Over subsequent fires, the group has refined its role in the response. By working with organizations like the Neighborhood of Affordable Housing and the East Boston Social Centers to mediate communication between affected individuals and the city, they’ve been able to scale back their own efforts. Getting money out quickly is the new priority, and that process is handled by the city.
With two 2025 fires on Prescott and Saratoga St., the city stepped up and the process has worked much smoother.
These days, there are new worries to take the place of old ones. In the wake of ICE raids after President Trump’s inauguration, children were afraid to go to school and their parents were afraid to send them, says Estrella-Luna.
Without referring to specific details, she praised the work of community members stepping up and keeping each other safe. “What we believe is that everybody who lives here belongs here,” Estrella-Luna emphasizes. “If you are our neighbor, you are our neighbor, and it stops there.”

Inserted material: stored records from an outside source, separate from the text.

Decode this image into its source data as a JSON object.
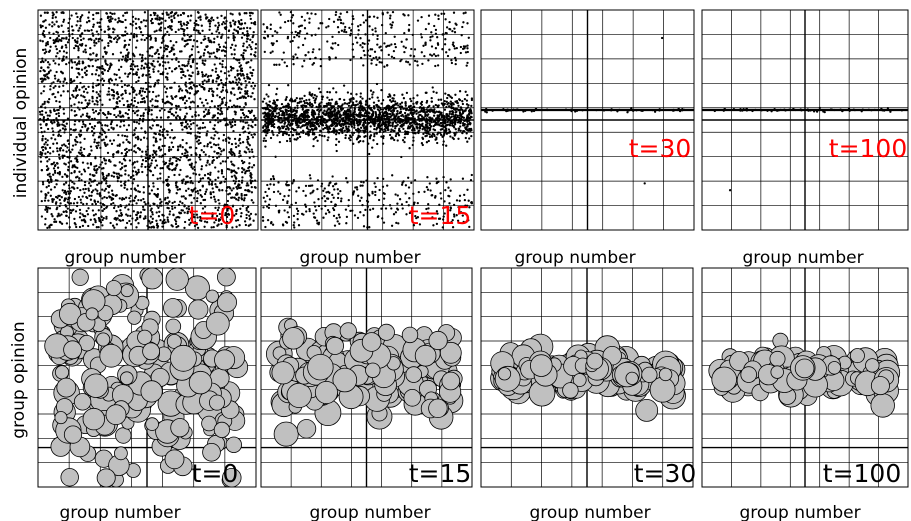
{
  "figure": {
    "row_labels": [
      "individual opinion",
      "group opinion"
    ]
  },
  "chart_data": [
    {
      "type": "scatter",
      "row": 0,
      "t_label": "t=0",
      "xlabel": "group number",
      "ylabel": "individual opinion",
      "spread": 1.0,
      "core": 0.0,
      "n_points": 3000,
      "t_color": "#ff0000"
    },
    {
      "type": "scatter",
      "row": 0,
      "t_label": "t=15",
      "xlabel": "group number",
      "ylabel": "",
      "spread": 0.11,
      "core": 0.75,
      "n_points": 2600,
      "t_color": "#ff0000"
    },
    {
      "type": "scatter",
      "row": 0,
      "t_label": "t=30",
      "xlabel": "group number",
      "ylabel": "",
      "spread": 0.0,
      "core": 0.97,
      "n_points": 60,
      "t_color": "#ff0000"
    },
    {
      "type": "scatter",
      "row": 0,
      "t_label": "t=100",
      "xlabel": "group number",
      "ylabel": "",
      "spread": 0.0,
      "core": 0.98,
      "n_points": 60,
      "t_color": "#ff0000"
    },
    {
      "type": "scatter",
      "row": 1,
      "t_label": "t=0",
      "xlabel": "group number",
      "ylabel": "group opinion",
      "spread": 0.42,
      "n_bubbles": 220,
      "bubble_color": "#c0c0c0",
      "t_color": "#000000"
    },
    {
      "type": "scatter",
      "row": 1,
      "t_label": "t=15",
      "xlabel": "group number",
      "ylabel": "",
      "spread": 0.2,
      "n_bubbles": 200,
      "bubble_color": "#c0c0c0",
      "t_color": "#000000"
    },
    {
      "type": "scatter",
      "row": 1,
      "t_label": "t=30",
      "xlabel": "group number",
      "ylabel": "",
      "spread": 0.08,
      "n_bubbles": 180,
      "bubble_color": "#c0c0c0",
      "t_color": "#000000"
    },
    {
      "type": "scatter",
      "row": 1,
      "t_label": "t=100",
      "xlabel": "group number",
      "ylabel": "",
      "spread": 0.08,
      "n_bubbles": 180,
      "bubble_color": "#c0c0c0",
      "t_color": "#000000"
    }
  ]
}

One key aspect of Mutual Aid Eastie’s work is the accompaniment, Gutierrez says. When she went with a neighbor to their asylum-seeking appointment in May, they were both anxious about potential interactions with ICE and planned for the worst-case scenario. “It’s like emotional support, but for systemic issues.”
East Boston is used to fending for itself, says Estrella-Luna. It’s a small neighborhood that’s geographically separated from the rest of Boston, and it has long been a hub for immigration.
The history stretches back to the Irish, Eastern Europeans, Jewish, and Italians arriving in the 19th century, to Southeast Asians in the late 20th, and most recently Latino immigrants. As a result, East Boston has historically been overlooked by the city.
“Everything that we have here, every little minuscule thing that we have, we’ve had to fight for,” Estrella-Luna says. “It’s something in the water about this neighborhood; it’s not just because we’re physically isolated. It’s the atmosphere.”